Published (Updated )
New research from City University London has shown that using a multi-user virtual world can lead to significant improvements in the everyday communication skills of people with aphasia, a language disorder which can lead to the loss of the ability to speak.
Eva Park enables people with aphasia to engage in conversation with support workers in a variety of virtual locations, giving them the opportunity to practise functional and social conversations and gain confidence. Examples include everyday conversations that most of us take for granted, such as ordering food in a restaurant, buying items in a shop or calling the police in an emergency. The results were announced today at an event held at City University London.
Funded by The Stroke Association, the City team – which included researchers from the Division of Language and Communication Science and the Centre for Human-Computer Interaction Design (HCID) - carefully created EVA Park from open-source software, guided by the input of five people who have aphasia following left hemisphere stroke. As a result, settings were included that would enable specific scenarios to be practiced, with emphasis on the experience being fun and enjoyable. This also ensured that Eva Park is easily accessible and navigable by people with aphasia, who often have right-sided weakness following a stroke.
A subsequent trial of EVA Park gave twenty participants access to the virtual world for five weeks. The outcomes for participants were very positive, with people finding the technology easy to use while also benefitting their everyday conversation. Importantly, participants had a lot of fun. They said: “Fantastic. Speech. I’ve improved a lot and confident. Especially in the bank,” and also that “I just really enjoy it.

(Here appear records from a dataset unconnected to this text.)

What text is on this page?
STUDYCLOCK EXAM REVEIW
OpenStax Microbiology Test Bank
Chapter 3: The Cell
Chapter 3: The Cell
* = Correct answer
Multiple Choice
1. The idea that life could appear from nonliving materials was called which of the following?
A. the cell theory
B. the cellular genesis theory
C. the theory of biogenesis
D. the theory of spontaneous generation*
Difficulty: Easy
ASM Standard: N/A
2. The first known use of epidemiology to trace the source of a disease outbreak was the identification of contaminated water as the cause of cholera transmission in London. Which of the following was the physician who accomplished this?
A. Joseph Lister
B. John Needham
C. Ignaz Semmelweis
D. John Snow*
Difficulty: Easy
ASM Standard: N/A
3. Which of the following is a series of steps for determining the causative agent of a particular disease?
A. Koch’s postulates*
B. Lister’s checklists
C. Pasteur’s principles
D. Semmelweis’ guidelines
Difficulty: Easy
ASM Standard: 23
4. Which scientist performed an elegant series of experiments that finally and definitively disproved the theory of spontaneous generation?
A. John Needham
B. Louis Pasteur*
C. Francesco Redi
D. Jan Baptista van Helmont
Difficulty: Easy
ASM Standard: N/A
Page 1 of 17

I wish my daughter would come and see.”
Professor Jane Marshall, Divisional Lead of Language and Communication Science at City University London, said:
“Imagine being unable to talk to your family, or even to tell the waiter you want coffee. That’s the daily frustration faced by 367,000 people in the UK living with aphasia. Eva Park is a safe, online virtual world in which people with aphasia can practice their communication skills both with each other and with speech and language therapy support workers. Eva Park offers a range of simulated locations, such as restaurants, bars and a hairdressers, in which users can interact and converse. We have undertaken a trial of EVA Park which showed that it is easy to use, fun and highly valued by participants. There were also some significant benefits for everyday communication skills."
Many people with aphasia commonly receive insufficient treatment because health services are overstretched. This is a major problem since aphasia can lead to unemployment, depression and social isolation. Also, many patients can’t easily attend appointments because of physical disabilities or distance, and there aren’t enough therapists to visit everyone at home.
One of the participants in the study, said: “If EVA Park wasn’t there I wouldn’t be doing what I do, talk to everyone, going out as well. Went to club on my own 2 weeks ago. Never done that before."
Stephanie Wilson, a Reader in Human-Computer Interaction at City University London, said:
“Technology such as EVA Park has huge potential for people with aphasia. This gorgeous and quirky virtual world has been a great success. People are able to enhance their communication skills by practising in a safe space and enjoy themselves at the same time.. Our multidisciplinary approach of combining usability and speech and language expertise to deliver technological innovations could help improve outcomes for those affected by aphasia following a stroke.”
The project is a finalist in the Tech4Good Awards, which celebrates innovation in technology that makes the world a better place.